また、私が演じたいと思っていた、健気で待ちつづける「松風」さんは、一見、行平への愛一筋に見えるかもしれない。でも、潜在意識の中では、
「どんな状況でも待てるほど、愛が深いのよ。私の愛が、どんなに深いか、証明しなくっちゃ。こんな状況でも、行平様の言葉を信じてるなんて、私ってすごいかも」
と、「愛の深さを証明すること」に夢中になっているか、「悲劇のヒロイン的状況に酔っている」部分があったりする。

こういう愛を示すと、相手は「愛が重すぎて辛い」と去って行くか、「どんなに僕がわがまま言っても、絶対、愛しつづけてくれるんだよね!証明してよね」と、わがままを言いまくって振り回すか・・・という行動をとりがちだ。
そして、「愛の深さを証明できる程、苦労する」もしくは、「悲劇のヒロインになれる」という状況が、実現されてしまうわけだ。

こんな風に考えていくと、先日のお能で見た「松風」さんは、最後、ハッピーエンドで終わるんじゃないかなー、と思わせられた。
あれだけ素直に一途に、真っ直ぐに、
「うん!待ってればいいのね。
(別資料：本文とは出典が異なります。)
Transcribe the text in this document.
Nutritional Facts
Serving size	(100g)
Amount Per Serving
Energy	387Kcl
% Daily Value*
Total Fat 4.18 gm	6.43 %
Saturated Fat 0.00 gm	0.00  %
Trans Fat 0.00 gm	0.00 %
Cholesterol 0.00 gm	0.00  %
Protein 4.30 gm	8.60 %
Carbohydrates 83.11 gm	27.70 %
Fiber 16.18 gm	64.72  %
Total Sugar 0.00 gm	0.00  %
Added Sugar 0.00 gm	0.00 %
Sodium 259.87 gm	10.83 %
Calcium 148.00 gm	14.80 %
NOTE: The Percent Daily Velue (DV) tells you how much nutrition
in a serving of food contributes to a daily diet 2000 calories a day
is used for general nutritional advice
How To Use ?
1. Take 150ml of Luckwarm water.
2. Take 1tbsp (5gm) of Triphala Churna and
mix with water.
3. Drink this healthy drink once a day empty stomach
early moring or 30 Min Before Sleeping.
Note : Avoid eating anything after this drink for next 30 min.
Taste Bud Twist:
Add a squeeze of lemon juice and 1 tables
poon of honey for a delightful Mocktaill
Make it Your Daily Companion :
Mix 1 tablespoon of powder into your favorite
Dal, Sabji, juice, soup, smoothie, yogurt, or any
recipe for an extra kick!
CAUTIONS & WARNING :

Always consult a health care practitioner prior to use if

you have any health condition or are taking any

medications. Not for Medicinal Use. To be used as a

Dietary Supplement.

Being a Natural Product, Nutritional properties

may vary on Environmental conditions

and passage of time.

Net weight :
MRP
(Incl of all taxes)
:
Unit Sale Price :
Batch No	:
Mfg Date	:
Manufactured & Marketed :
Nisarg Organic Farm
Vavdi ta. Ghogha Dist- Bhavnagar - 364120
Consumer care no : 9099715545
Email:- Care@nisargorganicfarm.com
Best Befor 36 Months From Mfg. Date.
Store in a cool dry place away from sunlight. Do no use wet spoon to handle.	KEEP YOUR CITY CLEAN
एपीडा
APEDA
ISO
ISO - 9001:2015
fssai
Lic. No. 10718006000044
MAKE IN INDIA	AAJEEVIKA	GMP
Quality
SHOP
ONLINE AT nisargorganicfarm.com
わかった!待ってるね♪」
といわれたら、裏切れないでしょう。最初、いい加減な口約束のつもりで切り出しても、松風さんの性格のよさとかわいさで、ほんとに戻ってくるんじゃないかなー。こんないい子を裏切ったら、自分がすっごい悪いやつになってしまいそうだもの…。

やっぱり、
「信じて、微塵も疑わない。「疑う」ということ、そのものを知らない」
 というくらい、素直で純粋な性格は、得だ!絶対、「信じている通りの状況」が、実現するに違いない。
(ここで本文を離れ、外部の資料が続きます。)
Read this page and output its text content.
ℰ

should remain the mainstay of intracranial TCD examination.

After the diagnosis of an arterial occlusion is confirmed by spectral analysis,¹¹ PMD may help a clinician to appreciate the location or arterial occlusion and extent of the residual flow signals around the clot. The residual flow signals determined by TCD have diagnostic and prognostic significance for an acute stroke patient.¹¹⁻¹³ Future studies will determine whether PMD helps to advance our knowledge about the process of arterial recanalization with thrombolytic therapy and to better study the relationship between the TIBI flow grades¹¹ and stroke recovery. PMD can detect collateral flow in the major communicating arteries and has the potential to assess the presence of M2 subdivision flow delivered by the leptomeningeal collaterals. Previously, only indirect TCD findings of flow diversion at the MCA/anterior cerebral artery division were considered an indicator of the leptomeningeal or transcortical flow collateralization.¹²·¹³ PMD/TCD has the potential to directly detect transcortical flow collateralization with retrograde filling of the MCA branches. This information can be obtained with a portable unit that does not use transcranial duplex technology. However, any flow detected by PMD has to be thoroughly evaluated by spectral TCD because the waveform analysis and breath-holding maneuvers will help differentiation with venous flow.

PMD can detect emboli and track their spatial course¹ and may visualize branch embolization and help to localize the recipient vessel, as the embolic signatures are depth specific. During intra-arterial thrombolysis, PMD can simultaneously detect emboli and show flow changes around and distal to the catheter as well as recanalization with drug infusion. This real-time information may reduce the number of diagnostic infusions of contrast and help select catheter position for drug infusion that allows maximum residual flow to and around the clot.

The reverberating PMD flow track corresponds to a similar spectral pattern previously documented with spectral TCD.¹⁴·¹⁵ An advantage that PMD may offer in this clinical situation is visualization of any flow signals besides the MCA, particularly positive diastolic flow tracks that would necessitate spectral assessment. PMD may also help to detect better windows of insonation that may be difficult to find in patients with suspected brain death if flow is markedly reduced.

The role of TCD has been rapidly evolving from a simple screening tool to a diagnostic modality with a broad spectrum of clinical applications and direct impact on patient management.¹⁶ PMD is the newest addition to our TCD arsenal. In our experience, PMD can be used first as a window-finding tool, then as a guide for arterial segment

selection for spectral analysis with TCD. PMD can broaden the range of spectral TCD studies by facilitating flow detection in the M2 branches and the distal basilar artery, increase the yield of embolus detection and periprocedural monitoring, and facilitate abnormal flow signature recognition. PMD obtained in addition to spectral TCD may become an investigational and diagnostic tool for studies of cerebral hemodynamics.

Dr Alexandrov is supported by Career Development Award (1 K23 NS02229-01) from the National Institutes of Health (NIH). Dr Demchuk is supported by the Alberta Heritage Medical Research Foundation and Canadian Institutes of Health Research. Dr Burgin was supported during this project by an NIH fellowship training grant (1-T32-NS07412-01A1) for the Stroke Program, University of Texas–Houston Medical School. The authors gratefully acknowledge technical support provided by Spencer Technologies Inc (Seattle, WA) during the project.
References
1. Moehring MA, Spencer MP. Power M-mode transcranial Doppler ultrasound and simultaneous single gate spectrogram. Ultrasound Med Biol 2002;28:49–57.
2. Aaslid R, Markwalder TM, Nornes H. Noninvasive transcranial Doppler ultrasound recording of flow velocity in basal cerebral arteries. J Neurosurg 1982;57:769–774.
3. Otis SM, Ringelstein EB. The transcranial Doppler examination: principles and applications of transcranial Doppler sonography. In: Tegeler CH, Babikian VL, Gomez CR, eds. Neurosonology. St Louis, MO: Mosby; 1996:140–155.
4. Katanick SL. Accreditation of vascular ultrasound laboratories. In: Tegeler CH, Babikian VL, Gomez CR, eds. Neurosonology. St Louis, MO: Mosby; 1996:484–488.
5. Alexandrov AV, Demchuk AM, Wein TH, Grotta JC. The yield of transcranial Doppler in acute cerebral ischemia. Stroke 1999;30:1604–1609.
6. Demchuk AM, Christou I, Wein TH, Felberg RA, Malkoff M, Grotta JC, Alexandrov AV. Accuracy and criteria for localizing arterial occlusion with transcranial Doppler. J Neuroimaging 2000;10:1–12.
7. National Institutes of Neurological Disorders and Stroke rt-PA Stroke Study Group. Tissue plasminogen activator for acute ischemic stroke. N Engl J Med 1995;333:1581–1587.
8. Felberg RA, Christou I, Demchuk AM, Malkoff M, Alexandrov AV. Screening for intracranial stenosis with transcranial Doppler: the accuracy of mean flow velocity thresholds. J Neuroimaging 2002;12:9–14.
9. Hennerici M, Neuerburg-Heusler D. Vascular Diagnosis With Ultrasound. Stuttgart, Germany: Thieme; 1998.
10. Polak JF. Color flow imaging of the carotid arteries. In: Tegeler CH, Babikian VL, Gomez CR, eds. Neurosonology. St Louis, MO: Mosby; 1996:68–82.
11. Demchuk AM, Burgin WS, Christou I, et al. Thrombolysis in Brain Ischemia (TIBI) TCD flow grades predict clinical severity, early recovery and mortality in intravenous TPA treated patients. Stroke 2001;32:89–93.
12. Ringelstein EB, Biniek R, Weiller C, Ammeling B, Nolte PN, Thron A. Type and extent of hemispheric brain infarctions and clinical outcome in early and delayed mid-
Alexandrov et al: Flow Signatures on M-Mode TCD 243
 きっと、あの舞台の松風さんは、お坊さんのお蔭で成仏した後、浄土で行平さんと巡り会えたに違いない。浄土で待っていた行平さんが、走りよってきて、
 「松風ちゃん、どこにいたんだよー!こっちの世界にきたら、会えると思って、楽しみにして、きたのにー!どこにも君がいないから、心配しちゃったよー。
 全く、君は律儀なんだからー。ずっと、あの場所で待ってたんだねー」
とかいって、感動の再会をしてるんじゃないかなー。

 この話じゃないけれど、「思いは実現する」。
 でも、表面的に見えている思いが実現するわけじゃない。
 「絶対、あの人は帰ってくる」
と、口ではいいながら、潜在意識で、
「やっぱり裏切られるんじゃないか」
「捨てられるんじゃないか」
「いつまででも、待ちつづけます」
とか、思っていると、そちらの方が実現されてしまうので、ご注意を!

人間、素直なのが、やっぱり一番だねー。